Resûlüllah (sa) şöyle buyurur: Allah’ın bir takım melekleri vardır ki, yollarda dolaşırlar ve zikir ehli kimseleri ararlar. Allah’ı zikreden bir topluluk buldukları vakit: İhtiyâcınız olan şeye koşunuz! diye seslenirler; dünyâ semâsına kadar onların çevresini kanatlarıyle kuşatırlar. Allah meleklere, onlardan daha iyi bildiği halde, sorar:
- Kullarım ne diyor?
- Seni tekbir ediyor, sana hamdediyor ve seni ta’zîm ediyorlar.
- Beni gördüler mi?
- Hayır, vallahi seni görmediler!
- Beni görselerdi nasıl olurdu?
- Seni görselerdi, sana daha çok ta’zîm ve tesbîh ederlerdi!
- Benden ne istiyorlar?
- Senden cenneti istiyorlar.
- Orayı gördüler mi?
- Hayır yâ Rabbi, vallahi orayı görmediler!

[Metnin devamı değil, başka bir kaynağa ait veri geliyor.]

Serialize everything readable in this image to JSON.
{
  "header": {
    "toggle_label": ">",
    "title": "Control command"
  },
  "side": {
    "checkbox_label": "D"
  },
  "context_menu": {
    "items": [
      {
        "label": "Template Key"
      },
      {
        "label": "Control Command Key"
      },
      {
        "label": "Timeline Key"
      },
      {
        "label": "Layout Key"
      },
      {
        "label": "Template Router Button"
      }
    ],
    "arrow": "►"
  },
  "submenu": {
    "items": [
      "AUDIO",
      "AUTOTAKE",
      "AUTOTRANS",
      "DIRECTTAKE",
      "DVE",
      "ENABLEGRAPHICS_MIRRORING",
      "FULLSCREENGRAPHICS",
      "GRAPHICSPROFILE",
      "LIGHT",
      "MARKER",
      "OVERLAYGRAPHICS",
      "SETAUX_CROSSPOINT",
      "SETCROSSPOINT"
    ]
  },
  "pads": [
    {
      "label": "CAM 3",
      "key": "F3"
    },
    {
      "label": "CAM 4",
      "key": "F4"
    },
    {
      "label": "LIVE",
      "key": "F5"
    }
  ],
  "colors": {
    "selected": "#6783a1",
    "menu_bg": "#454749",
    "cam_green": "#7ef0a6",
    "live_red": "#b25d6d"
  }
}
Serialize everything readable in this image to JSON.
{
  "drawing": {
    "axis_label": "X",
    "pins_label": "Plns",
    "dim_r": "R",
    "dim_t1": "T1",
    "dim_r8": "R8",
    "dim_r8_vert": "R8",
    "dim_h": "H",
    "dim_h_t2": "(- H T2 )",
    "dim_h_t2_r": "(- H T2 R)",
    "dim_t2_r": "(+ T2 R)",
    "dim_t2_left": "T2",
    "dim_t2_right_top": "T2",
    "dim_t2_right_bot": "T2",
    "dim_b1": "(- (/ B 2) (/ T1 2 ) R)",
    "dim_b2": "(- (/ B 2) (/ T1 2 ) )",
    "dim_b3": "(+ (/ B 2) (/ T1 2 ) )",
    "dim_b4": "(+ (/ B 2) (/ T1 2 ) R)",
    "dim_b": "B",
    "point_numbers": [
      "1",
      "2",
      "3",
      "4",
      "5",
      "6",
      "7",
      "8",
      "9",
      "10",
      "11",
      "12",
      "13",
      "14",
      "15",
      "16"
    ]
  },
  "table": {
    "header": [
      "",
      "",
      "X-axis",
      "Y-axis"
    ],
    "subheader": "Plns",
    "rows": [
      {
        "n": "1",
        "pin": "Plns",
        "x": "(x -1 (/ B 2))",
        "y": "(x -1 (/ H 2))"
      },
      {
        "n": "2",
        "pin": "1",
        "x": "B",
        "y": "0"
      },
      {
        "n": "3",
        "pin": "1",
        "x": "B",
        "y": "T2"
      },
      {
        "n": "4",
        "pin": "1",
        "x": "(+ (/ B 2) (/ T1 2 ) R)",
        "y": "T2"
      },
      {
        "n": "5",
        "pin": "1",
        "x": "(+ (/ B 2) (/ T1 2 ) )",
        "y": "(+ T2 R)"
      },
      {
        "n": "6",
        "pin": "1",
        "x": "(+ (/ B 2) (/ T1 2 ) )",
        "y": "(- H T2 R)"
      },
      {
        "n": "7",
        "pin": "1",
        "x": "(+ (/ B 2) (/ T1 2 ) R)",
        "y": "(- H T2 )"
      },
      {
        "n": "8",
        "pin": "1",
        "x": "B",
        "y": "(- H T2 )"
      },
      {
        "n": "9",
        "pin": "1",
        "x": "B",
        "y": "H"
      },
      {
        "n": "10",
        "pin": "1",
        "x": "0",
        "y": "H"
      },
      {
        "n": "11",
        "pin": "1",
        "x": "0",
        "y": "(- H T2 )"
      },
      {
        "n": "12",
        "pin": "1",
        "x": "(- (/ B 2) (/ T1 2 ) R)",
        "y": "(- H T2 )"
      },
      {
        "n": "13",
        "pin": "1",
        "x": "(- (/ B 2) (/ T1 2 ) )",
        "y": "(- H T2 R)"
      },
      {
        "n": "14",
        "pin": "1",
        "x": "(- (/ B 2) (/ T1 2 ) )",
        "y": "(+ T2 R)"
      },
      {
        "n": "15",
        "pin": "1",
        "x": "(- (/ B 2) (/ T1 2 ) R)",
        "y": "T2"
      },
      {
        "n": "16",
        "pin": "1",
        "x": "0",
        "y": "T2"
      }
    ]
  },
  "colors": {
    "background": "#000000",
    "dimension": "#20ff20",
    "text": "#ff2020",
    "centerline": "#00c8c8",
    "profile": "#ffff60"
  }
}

- Orayı görselerdi nasıl olurdu?
- Orayı görselerdi, şüphesiz ona karşı daha şiddetli bir arzu duyarlar, daha çok isterler ve daha büyük alâka gösterirlerdi!
- Hangi şeyden aman diliyorlar?
- Cehennemden!
- Cehennemi gördüler mi?
- Hayır, vallahi onu görmediler!
- Onu görselerdi nasıl olurdu?
- Şâyet onu görselerdi, ondan şiddetle kaçarlardı ve çok korkarlardı.
- Sizi şâhit tutuyorum ki onları bağışladım. Meleklerden biri:
- Aralarındaki falan kimse onlardan değildir, sâdece bir ihtiyâcı için gelmişti! deyince, Hak Taâlâ:
- Onlar öyle bir meclis topluluğudur ki, aralarında bulunan kimse mahrûm olmaz! buyurdu. [128]
(Buhârî, Ebû Hureyre (ra)’den tahrîc etti. İmam Ahmed Müsned’inde ve Müslim Sahîh’inde rivâyet eder.)